I ordered a 3pt backhoe from Liberty Implements Sept. 11, 2014. They promised multiple delivery dates and as of Jan. after the failed delivery date passed I requested cancelation. The general manager assured me I would receive a refund. Today Feb. 14 and I have not received the refund. Calls and e-mails are not returned. I would suggest anyone considering doing business with them reconsider.


----------



## skunkhome (Nov 30, 2008)

I hope you ordered with major credit card. If so you should have no problem getting a charge Back in the company due to non-performance.


----------



## Thomas (Nov 1, 2006)

Thanks for the heads up.
I'd say it time to drop dime to someone in enforcement of sort that look into these matters in your area.


----------



## skunkhome (Nov 30, 2008)

I think it would be nothing more than a civil matter. Probably too much for small claims court and too little to hire a lawyer.


----------



## jhngardner367 (Apr 5, 2011)

If it was on-line,contact the cyber crime unit of the FBI,and put in an E3 complaint.
They will contact Liberty,and see if it's on the up and up .
I did this with a vendor,and I got great results.


----------



## skunkhome (Nov 30, 2008)

jhngardner367 said:


> If it was on-line,contact the cyber crime unit of the FBI,and put in an E3 complaint.
> They will contact Liberty,and see if it's on the up and up .
> I did this with a vendor,and I got great results.

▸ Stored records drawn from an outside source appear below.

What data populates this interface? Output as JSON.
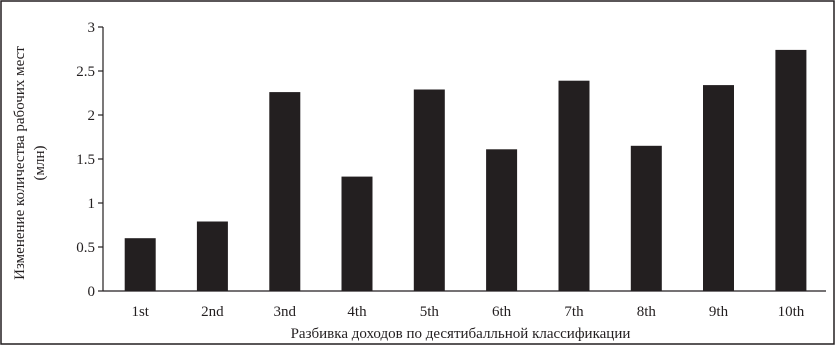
{
  "chart_data": {
    "type": "bar",
    "categories": [
      "1st",
      "2nd",
      "3nd",
      "4th",
      "5th",
      "6th",
      "7th",
      "8th",
      "9th",
      "10th"
    ],
    "values": [
      0.6,
      0.79,
      2.26,
      1.3,
      2.29,
      1.61,
      2.39,
      1.65,
      2.34,
      2.74
    ],
    "xlabel": "Разбивка доходов по десятибалльной классификации",
    "ylabel_line1": "Изменение количества рабочих мест",
    "ylabel_line2": "(млн)",
    "ylim": [
      0,
      3
    ],
    "yticks": [
      "0",
      "0.5",
      "1",
      "1.5",
      "2",
      "2.5",
      "3"
    ],
    "grid": false,
    "legend": "none",
    "bar_color": "#231f20",
    "axis_color": "#231f20"
  }
}
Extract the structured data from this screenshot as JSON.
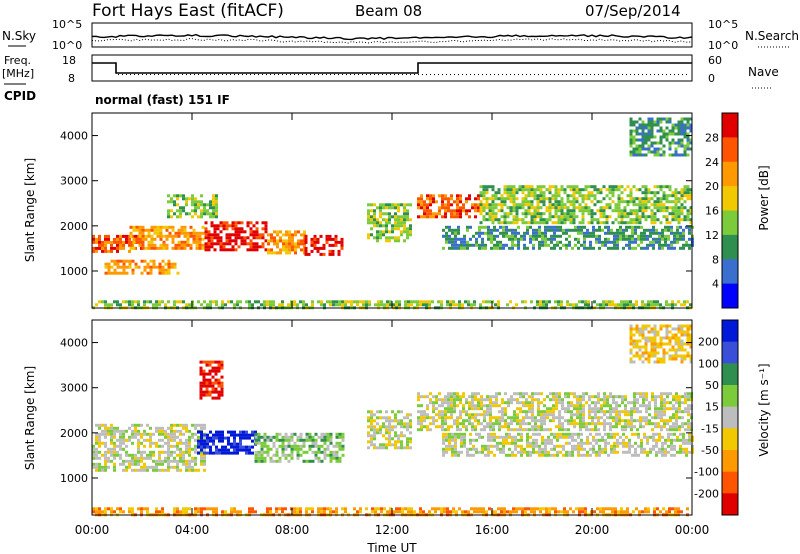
{
  "header": {
    "station": "Fort Hays East (fitACF)",
    "beam": "Beam 08",
    "date": "07/Sep/2014"
  },
  "noise_panel": {
    "left_label": "N.Sky",
    "right_label": "N.Search",
    "left_ticks": [
      "10^5",
      "10^0"
    ],
    "right_ticks": [
      "10^5",
      "10^0"
    ]
  },
  "freq_panel": {
    "left_label_1": "Freq.",
    "left_label_2": "[MHz]",
    "right_label": "Nave",
    "left_ticks": [
      "18",
      "8"
    ],
    "right_ticks": [
      "60",
      "0"
    ],
    "cpid_label": "CPID",
    "cpid_text": "normal (fast) 151 IF"
  },
  "chart_data": [
    {
      "type": "heatmap",
      "name": "power",
      "xlabel": "",
      "ylabel": "Slant Range [km]",
      "x_ticks": [
        "00:00",
        "04:00",
        "08:00",
        "12:00",
        "16:00",
        "20:00",
        "00:00"
      ],
      "y_ticks": [
        1000,
        2000,
        3000,
        4000
      ],
      "xlim": [
        0,
        24
      ],
      "ylim": [
        180,
        4500
      ],
      "colorbar": {
        "label": "Power [dB]",
        "ticks": [
          "28",
          "24",
          "20",
          "16",
          "12",
          "8",
          "4"
        ],
        "colors": [
          "#e00000",
          "#ff5500",
          "#ff9900",
          "#f2c800",
          "#7ccb3a",
          "#2f8f4e",
          "#3a6fd0",
          "#0000ff"
        ]
      },
      "echo_regions": [
        {
          "t0": 0.0,
          "t1": 2.0,
          "r0": 1450,
          "r1": 1800,
          "level": 6
        },
        {
          "t0": 0.5,
          "t1": 3.5,
          "r0": 950,
          "r1": 1250,
          "level": 5
        },
        {
          "t0": 1.5,
          "t1": 4.5,
          "r0": 1500,
          "r1": 2000,
          "level": 5
        },
        {
          "t0": 3.0,
          "t1": 5.0,
          "r0": 2200,
          "r1": 2700,
          "level": 3
        },
        {
          "t0": 4.5,
          "t1": 7.0,
          "r0": 1500,
          "r1": 2100,
          "level": 7
        },
        {
          "t0": 7.0,
          "t1": 8.5,
          "r0": 1400,
          "r1": 1900,
          "level": 5
        },
        {
          "t0": 8.5,
          "t1": 10.0,
          "r0": 1400,
          "r1": 1800,
          "level": 7
        },
        {
          "t0": 11.0,
          "t1": 12.8,
          "r0": 1700,
          "r1": 2500,
          "level": 3
        },
        {
          "t0": 13.0,
          "t1": 15.5,
          "r0": 2200,
          "r1": 2700,
          "level": 6
        },
        {
          "t0": 15.5,
          "t1": 24.0,
          "r0": 2100,
          "r1": 2900,
          "level": 3
        },
        {
          "t0": 14.0,
          "t1": 24.0,
          "r0": 1500,
          "r1": 2000,
          "level": 2
        },
        {
          "t0": 21.5,
          "t1": 24.0,
          "r0": 3600,
          "r1": 4400,
          "level": 2
        },
        {
          "t0": 0.0,
          "t1": 24.0,
          "r0": 200,
          "r1": 350,
          "level": 3
        }
      ]
    },
    {
      "type": "heatmap",
      "name": "velocity",
      "xlabel": "Time UT",
      "ylabel": "Slant Range [km]",
      "x_ticks": [
        "00:00",
        "04:00",
        "08:00",
        "12:00",
        "16:00",
        "20:00",
        "00:00"
      ],
      "y_ticks": [
        1000,
        2000,
        3000,
        4000
      ],
      "xlim": [
        0,
        24
      ],
      "ylim": [
        180,
        4500
      ],
      "colorbar": {
        "label": "Velocity [m s⁻¹]",
        "ticks": [
          "200",
          "100",
          "50",
          "15",
          "-15",
          "-50",
          "-100",
          "-200"
        ],
        "colors": [
          "#0018d8",
          "#3a4fd8",
          "#2f8f4e",
          "#7ccb3a",
          "#bdbdbd",
          "#f2c800",
          "#ff9900",
          "#ff5500",
          "#e00000"
        ]
      },
      "echo_regions": [
        {
          "t0": 0.0,
          "t1": 4.5,
          "r0": 1200,
          "r1": 2200,
          "level": 4
        },
        {
          "t0": 4.2,
          "t1": 6.5,
          "r0": 1550,
          "r1": 2050,
          "level": 0
        },
        {
          "t0": 6.5,
          "t1": 10.0,
          "r0": 1400,
          "r1": 2000,
          "level": 3
        },
        {
          "t0": 4.3,
          "t1": 5.2,
          "r0": 2800,
          "r1": 3600,
          "level": 8
        },
        {
          "t0": 11.0,
          "t1": 12.8,
          "r0": 1700,
          "r1": 2500,
          "level": 4
        },
        {
          "t0": 13.0,
          "t1": 24.0,
          "r0": 2100,
          "r1": 2900,
          "level": 4
        },
        {
          "t0": 14.0,
          "t1": 24.0,
          "r0": 1500,
          "r1": 2000,
          "level": 4
        },
        {
          "t0": 21.5,
          "t1": 24.0,
          "r0": 3600,
          "r1": 4400,
          "level": 5
        },
        {
          "t0": 0.0,
          "t1": 24.0,
          "r0": 200,
          "r1": 350,
          "level": 6
        }
      ]
    }
  ]
}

Good to know! I'd bet they are just overwhelmed. But word gets around quickly if you make a habit of not shooting straight with your customers. The best practice is to stay ahead of customer and give them bad news quickly or up front. You may loose a few but solidify the rest and future customers when you deliver ahead of the pessimistic projections and under budget. A client who has to chase you down to get bad news is going to be more than just a little unhappy.


----------